Она тоже игнорировала меня.

– Не считаете ли вы, – спросила она, – что использование в качестве орудия убийства разводного ключа свидетельствует о непреднамеренном убийстве? Ведь никто не знал, что там окажется ключ.

– Нет, не считаю.

– Почему?

– Потому что убийца мог явиться вооруженным, но, увидев разводной ключ, решил воспользоваться им.

– И все же, могло ли убийство быть непреднамеренным?

– Да.

– Не создалось ли у вас впечатления, что кто-нибудь из Ассоциации промышленников знает, кто взял чемоданчик?

– Нет.

– Или где он сейчас находится?

– Нет.

– Подозреваете ли вы кого-нибудь?

– Нет.

– Почему вы послали мистера Гудвина за мной?

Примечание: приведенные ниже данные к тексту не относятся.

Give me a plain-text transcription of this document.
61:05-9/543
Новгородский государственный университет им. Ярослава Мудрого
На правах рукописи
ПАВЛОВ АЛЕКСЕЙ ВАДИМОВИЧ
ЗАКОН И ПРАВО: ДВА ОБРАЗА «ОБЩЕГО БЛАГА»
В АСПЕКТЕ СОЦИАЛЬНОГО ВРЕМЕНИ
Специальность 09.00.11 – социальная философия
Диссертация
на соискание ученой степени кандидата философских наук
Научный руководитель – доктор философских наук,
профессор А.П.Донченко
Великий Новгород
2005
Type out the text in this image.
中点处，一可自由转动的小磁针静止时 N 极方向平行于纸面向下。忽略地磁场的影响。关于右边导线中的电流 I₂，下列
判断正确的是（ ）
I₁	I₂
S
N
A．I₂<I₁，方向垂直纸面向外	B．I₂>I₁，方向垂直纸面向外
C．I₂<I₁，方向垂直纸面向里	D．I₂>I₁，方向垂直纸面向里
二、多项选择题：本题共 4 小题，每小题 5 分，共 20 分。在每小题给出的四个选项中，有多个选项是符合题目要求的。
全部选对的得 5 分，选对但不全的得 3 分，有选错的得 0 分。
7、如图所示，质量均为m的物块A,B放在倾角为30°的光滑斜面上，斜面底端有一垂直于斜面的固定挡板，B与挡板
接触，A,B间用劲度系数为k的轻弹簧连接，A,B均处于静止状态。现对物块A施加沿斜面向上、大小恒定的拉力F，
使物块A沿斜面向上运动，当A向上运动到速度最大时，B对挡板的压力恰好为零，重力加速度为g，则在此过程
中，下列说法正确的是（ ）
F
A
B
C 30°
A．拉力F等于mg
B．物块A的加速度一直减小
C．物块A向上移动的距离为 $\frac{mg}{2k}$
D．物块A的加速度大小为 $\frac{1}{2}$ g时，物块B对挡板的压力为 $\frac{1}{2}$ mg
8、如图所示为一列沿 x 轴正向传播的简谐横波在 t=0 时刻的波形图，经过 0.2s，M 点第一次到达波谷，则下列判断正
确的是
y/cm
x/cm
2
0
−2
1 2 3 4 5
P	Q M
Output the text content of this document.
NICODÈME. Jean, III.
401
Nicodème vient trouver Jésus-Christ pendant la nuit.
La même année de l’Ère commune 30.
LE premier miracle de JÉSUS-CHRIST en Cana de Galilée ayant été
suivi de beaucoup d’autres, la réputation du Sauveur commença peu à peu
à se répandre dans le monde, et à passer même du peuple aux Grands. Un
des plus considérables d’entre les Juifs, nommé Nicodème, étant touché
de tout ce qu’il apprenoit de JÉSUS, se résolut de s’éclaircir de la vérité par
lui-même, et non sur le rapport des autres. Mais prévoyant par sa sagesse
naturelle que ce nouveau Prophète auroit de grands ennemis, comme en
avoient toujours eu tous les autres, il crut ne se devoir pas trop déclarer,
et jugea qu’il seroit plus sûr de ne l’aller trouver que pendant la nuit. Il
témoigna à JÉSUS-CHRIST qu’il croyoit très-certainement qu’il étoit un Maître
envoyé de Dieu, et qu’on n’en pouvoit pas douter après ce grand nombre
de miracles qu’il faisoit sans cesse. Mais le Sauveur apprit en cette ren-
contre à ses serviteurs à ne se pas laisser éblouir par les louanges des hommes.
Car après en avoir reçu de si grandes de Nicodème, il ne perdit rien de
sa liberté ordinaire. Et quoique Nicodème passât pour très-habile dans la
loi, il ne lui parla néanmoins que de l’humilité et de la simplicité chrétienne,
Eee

Почему именно за мной, а не за кем-либо другим?

– Потому что вы не ответили на мое приглашение и я хотел узнать почему.

Она замолчала, осушила бокал до дна и пригладила волосы.

– Все это чушь, – подчеркнуто произнесла она. – Я могу неделю подряд задавать вам вопросы, но откуда мне знать, говорите ли вы правду? Вы утверждаете, например, что вам неизвестно, что стряслось с чемоданчиком и где он находится, а он, возможно, спрятан в этой самой комнате, может быть даже в вашем письменном столе. – Она посмотрела на бокал, увидела, что он пуст, и поставила на столик.

Вульф кивнул:

– Я находился в таком же невыгодном положении, когда расспрашивал вас.

– Но мне незачем вам врать!

– Фу! У людей всегда есть причина что-нибудь скрывать. Продолжайте.

– Не стоит. – Она поднялась и оправила юбку. – Это бесполезно. Лучше поеду домой и лягу спать. Посмотрите на меня. Похожа на измотанную каргу?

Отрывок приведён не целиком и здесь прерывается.